La condamnation à la peine capitale de citoyens français lors d’une série de procès en Irak relance le débat, alors que la France se défausse sur Bagdad en lui laissant la gestion pénale de ses ressortissants.



 

Les condamnations à mort par des tribunaux irakiens, ces derniers jours, de onze djihadistes français transférés à Bagdad depuis le Kurdistan syrien embarrassent Paris. Le président Emmanuel Macron plaide pour une abolition mondiale de la peine capitale – il en fait même une cause symbolique. Or, même s’ils ont rejoint les rangs de l’organisation Etat Islamique (EI) et pris les armes contre leur propre pays, ces jeunes restent français.

Traditionnellement, les autorités nationales se démènent pour rapatrier leurs ressortissants condamnés à mort ou sauver leur tête quand il s’agit de trafic de drogue ou d’autres forfaits de droit commun. Aucun citoyen français ne peut être extradé vers un pays où il risque la peine capitale. Sur ce dossier hautement sensible, la France, non sans hypocrisie, fait le choix de se défausser sur l’Irak en lui laissant la gestion pénale de ses ressortissants, plutôt que d’affronter les risques sécuritaires de leur rapatriement.
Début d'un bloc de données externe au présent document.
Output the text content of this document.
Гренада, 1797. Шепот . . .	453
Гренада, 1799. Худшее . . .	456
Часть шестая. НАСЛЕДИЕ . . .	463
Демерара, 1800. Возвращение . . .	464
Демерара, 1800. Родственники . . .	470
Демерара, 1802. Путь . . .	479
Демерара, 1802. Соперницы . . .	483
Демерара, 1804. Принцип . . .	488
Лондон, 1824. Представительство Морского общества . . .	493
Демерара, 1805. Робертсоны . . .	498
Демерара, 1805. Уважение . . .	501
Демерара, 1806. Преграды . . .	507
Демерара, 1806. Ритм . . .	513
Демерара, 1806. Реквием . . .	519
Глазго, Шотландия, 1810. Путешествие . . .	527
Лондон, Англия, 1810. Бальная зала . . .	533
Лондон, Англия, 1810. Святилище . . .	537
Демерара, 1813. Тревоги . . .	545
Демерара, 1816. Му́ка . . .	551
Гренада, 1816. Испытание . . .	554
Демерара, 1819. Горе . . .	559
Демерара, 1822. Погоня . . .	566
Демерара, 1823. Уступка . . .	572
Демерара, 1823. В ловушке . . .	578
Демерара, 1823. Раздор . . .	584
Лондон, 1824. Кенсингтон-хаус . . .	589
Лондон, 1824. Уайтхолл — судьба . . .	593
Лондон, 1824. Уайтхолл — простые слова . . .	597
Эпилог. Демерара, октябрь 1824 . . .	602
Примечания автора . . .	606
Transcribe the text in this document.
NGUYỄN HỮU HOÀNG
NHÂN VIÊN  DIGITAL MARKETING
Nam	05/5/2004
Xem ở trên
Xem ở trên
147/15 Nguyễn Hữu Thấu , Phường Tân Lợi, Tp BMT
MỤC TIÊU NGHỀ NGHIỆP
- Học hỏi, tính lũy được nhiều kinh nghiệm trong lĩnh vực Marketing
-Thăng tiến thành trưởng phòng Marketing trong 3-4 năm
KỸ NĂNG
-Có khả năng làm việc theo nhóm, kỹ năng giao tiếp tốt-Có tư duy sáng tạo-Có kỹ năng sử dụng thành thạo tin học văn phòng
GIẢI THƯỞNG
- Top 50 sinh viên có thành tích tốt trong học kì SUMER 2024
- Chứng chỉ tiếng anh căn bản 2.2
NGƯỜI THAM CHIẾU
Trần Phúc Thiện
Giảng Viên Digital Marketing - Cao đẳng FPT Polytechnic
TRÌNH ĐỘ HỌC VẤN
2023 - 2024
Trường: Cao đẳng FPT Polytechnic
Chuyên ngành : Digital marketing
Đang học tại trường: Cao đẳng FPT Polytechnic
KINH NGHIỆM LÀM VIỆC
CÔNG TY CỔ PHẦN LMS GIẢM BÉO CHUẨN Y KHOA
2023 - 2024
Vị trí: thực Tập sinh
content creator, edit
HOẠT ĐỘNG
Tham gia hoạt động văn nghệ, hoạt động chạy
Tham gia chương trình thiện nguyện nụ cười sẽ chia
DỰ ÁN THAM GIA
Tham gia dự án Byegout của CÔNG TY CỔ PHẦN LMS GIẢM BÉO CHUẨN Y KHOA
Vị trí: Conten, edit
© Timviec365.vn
Des jeunes Français n’en vont pas moins demeurer dans les couloirs de la mort sans que Paris, au-delà de la protection consulaire, notamment sur la régularité du procès et les conditions de détention, veuille et puisse faire grand-chose pour les en sortir. Dans une tribune rendue publique lundi 3 juin, une quarantaine d’avocats français ont dénoncé « un immense déshonneur » – sans pour autant proposer de solution.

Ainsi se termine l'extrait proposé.